Let's imagine an alternative history in which L.A. mayor Tom Bradley is elected governor of California in 1982, then is picked as Walter Mondale's running mate in 1984 instead of the other diversity choice Geraldine Ferraro. Reagan then has two bad debate performances in a row, raising serious concerns about his advanced age. Mondale ekes out a victory, but dies in an Air Force One crash, making Tom Bradley the first black President.
Or, in 1995, Colin Powell's wife tells him to run for President and he defeats Bob Dole and wins a narrow victory over Bill Clinton, making Powell the first black President.
In either alternative history, does Barack Obama become the second black President? If there had already been a first black president, would anyone have ever even considered Obama to be Presidential Timber? Would you have ever even heard of Obama?
The Presidential Timber test is one that I emphasize because it's easy to drop Obama into a certain point in the timeline and say, well, sure, all he had to do was beat Hillary and McCain, anybody could have done that. No, the Presidential Timber test is: Would it occurred to many people a couple of years before the election that this person sounds like a plausible winner and plausible President?

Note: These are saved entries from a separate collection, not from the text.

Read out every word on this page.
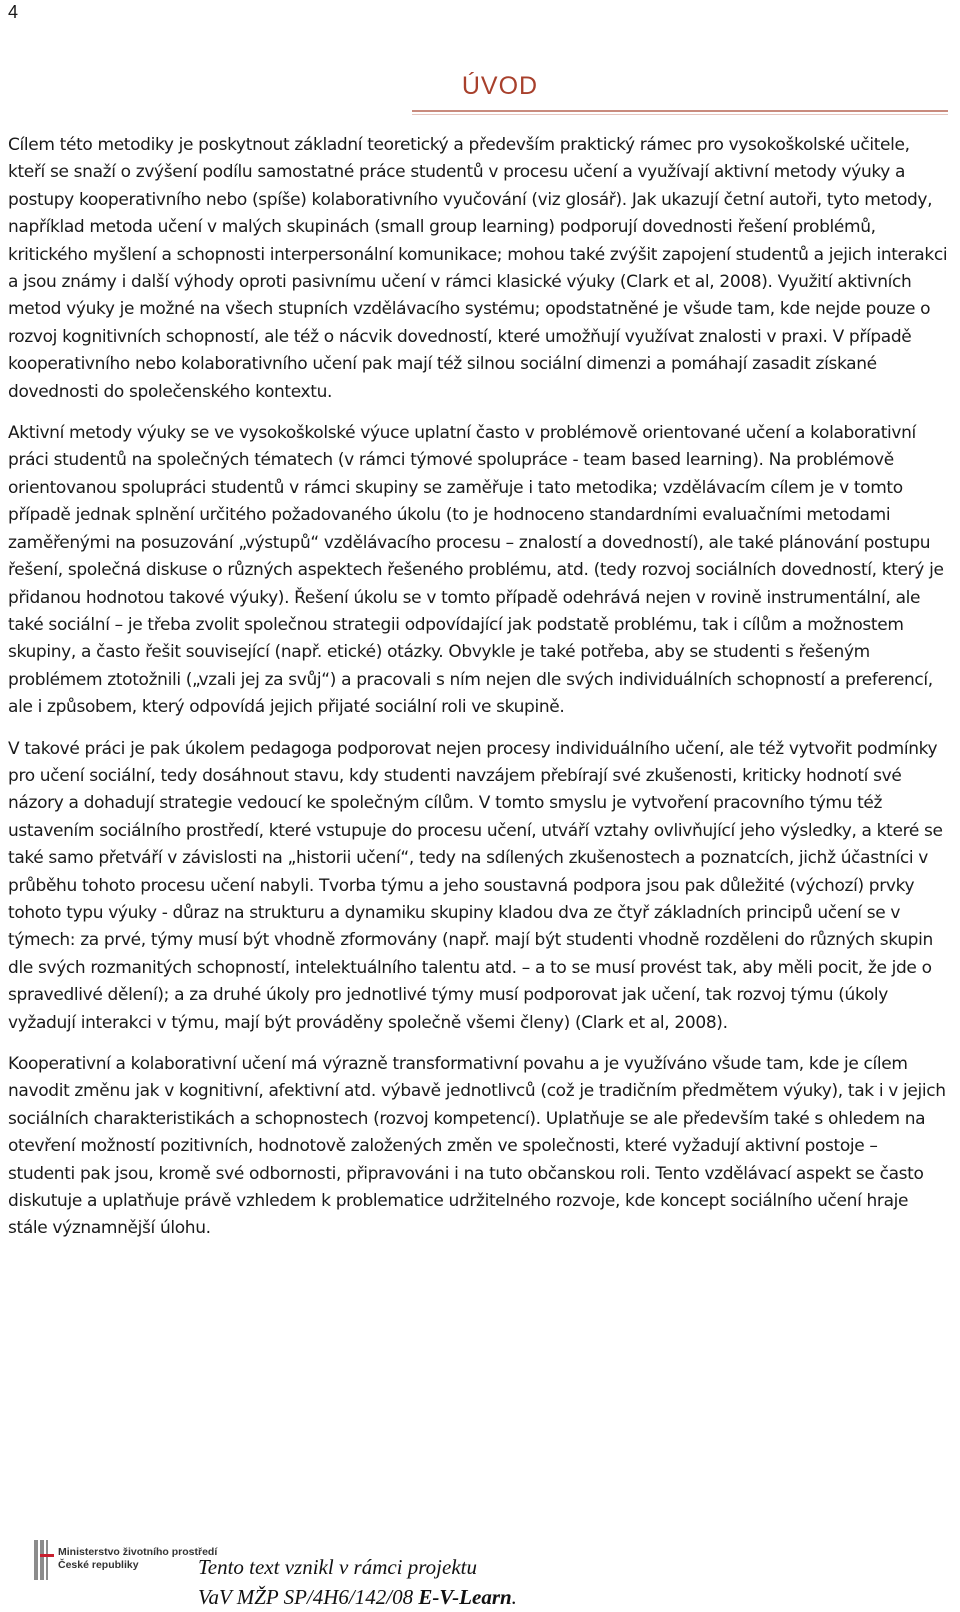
4
ÚVOD

Cílem této metodiky je poskytnout základní teoretický a především praktický rámec pro vysokoškolské učitele, kteří se snaží o zvýšení podílu samostatné práce studentů v procesu učení a využívají aktivní metody výuky a postupy kooperativního nebo (spíše) kolaborativního vyučování (viz glosář). Jak ukazují četní autoři, tyto metody, například metoda učení v malých skupinách (small group learning) podporují dovednosti řešení problémů, kritického myšlení a schopnosti interpersonální komunikace; mohou také zvýšit zapojení studentů a jejich interakci a jsou známy i další výhody oproti pasivnímu učení v rámci klasické výuky (Clark et al, 2008). Využití aktivních metod výuky je možné na všech stupních vzdělávacího systému; opodstatněné je všude tam, kde nejde pouze o rozvoj kognitivních schopností, ale též o nácvik dovedností, které umožňují využívat znalosti v praxi. V případě kooperativního nebo kolaborativního učení pak mají též silnou sociální dimenzi a pomáhají zasadit získané dovednosti do společenského kontextu.

Aktivní metody výuky se ve vysokoškolské výuce uplatní často v problémově orientované učení a kolaborativní práci studentů na společných tématech (v rámci týmové spolupráce - team based learning). Na problémově orientovanou spolupráci studentů v rámci skupiny se zaměřuje i tato metodika; vzdělávacím cílem je v tomto případě jednak splnění určitého požadovaného úkolu (to je hodnoceno standardními evaluačními metodami zaměřenými na posuzování „výstupů“ vzdělávacího procesu – znalostí a dovedností), ale také plánování postupu řešení, společná diskuse o různých aspektech řešeného problému, atd. (tedy rozvoj sociálních dovedností, který je přidanou hodnotou takové výuky). Řešení úkolu se v tomto případě odehrává nejen v rovině instrumentální, ale také sociální – je třeba zvolit společnou strategii odpovídající jak podstatě problému, tak i cílům a možnostem skupiny, a často řešit související (např. etické) otázky. Obvykle je také potřeba, aby se studenti s řešeným problémem ztotožnili („vzali jej za svůj“) a pracovali s ním nejen dle svých individuálních schopností a preferencí, ale i způsobem, který odpovídá jejich přijaté sociální roli ve skupině.

V takové práci je pak úkolem pedagoga podporovat nejen procesy individuálního učení, ale též vytvořit podmínky pro učení sociální, tedy dosáhnout stavu, kdy studenti navzájem přebírají své zkušenosti, kriticky hodnotí své názory a dohadují strategie vedoucí ke společným cílům. V tomto smyslu je vytvoření pracovního týmu též ustavením sociálního prostředí, které vstupuje do procesu učení, utváří vztahy ovlivňující jeho výsledky, a které se také samo přetváří v závislosti na „historii učení“, tedy na sdílených zkušenostech a poznatcích, jichž účastníci v průběhu tohoto procesu učení nabyli. Tvorba týmu a jeho soustavná podpora jsou pak důležité (výchozí) prvky tohoto typu výuky - důraz na strukturu a dynamiku skupiny kladou dva ze čtyř základních principů učení se v týmech: za prvé, týmy musí být vhodně zformovány (např. mají být studenti vhodně rozděleni do různých skupin dle svých rozmanitých schopností, intelektuálního talentu atd. – a to se musí provést tak, aby měli pocit, že jde o spravedlivé dělení); a za druhé úkoly pro jednotlivé týmy musí podporovat jak učení, tak rozvoj týmu (úkoly vyžadují interakci v týmu, mají být prováděny společně všemi členy) (Clark et al, 2008).

Kooperativní a kolaborativní učení má výrazně transformativní povahu a je využíváno všude tam, kde je cílem navodit změnu jak v kognitivní, afektivní atd. výbavě jednotlivců (což je tradičním předmětem výuky), tak i v jejich sociálních charakteristikách a schopnostech (rozvoj kompetencí). Uplatňuje se ale především také s ohledem na otevření možností pozitivních, hodnotově založených změn ve společnosti, které vyžadují aktivní postoje – studenti pak jsou, kromě své odbornosti, připravováni i na tuto občanskou roli. Tento vzdělávací aspekt se často diskutuje a uplatňuje právě vzhledem k problematice udržitelného rozvoje, kde koncept sociálního učení hraje stále významnější úlohu.

Ministerstvo životního prostředí
České republiky	Tento text vznikl v rámci projektu
VaV MŽP SP/4H6/142/08 E-V-Learn.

As far as I can tell, Obama has gone far in life because, as soon as he arrived at Harvard Law School, he struck a lot of influential people as a plausible first black President, a historically symbolic role of vast appeal to many. David Remnick's quasi-biography of Obama, The Bridge, makes this point repeatedly. He couldn't find much to say about Obama's own life, so he padded out the book with vast heapings of Civil Rights Era history and with interviews with big shots who told him that the moment they met Obama, they just knew he should be President.
But if there had already been a first black President, if that box had been checked off in American history, what of Obama? My guess is that in that alternative history, he would be a nonentity.
Obama generally has not struck people who knew him well as a natural leader in smaller scale organizations, and his performance in positions like chairman of the Annenberg Chicago challenge did little to change minds. It was always First Black President or Bust for Obama.
By the way, if, say, George Romney had become the first Mormon president in 1968 or Mo Udall had become the first Mormon President in 1976, I could well imagine Mitt Romney not running for President. I have this theory that Romney keeps running for President because he secretly wants to be the Mormon JFK who normalizes his people by becoming President.
But I can't imagine a Udall Presidency would have had much effect on whether other people would have considered Mitt Romney to be Presidential Timber. The number of non-Mormons in America who feel deep down that it's time to elect a Mormon President, even if he isn't particularly qualified, are minuscule.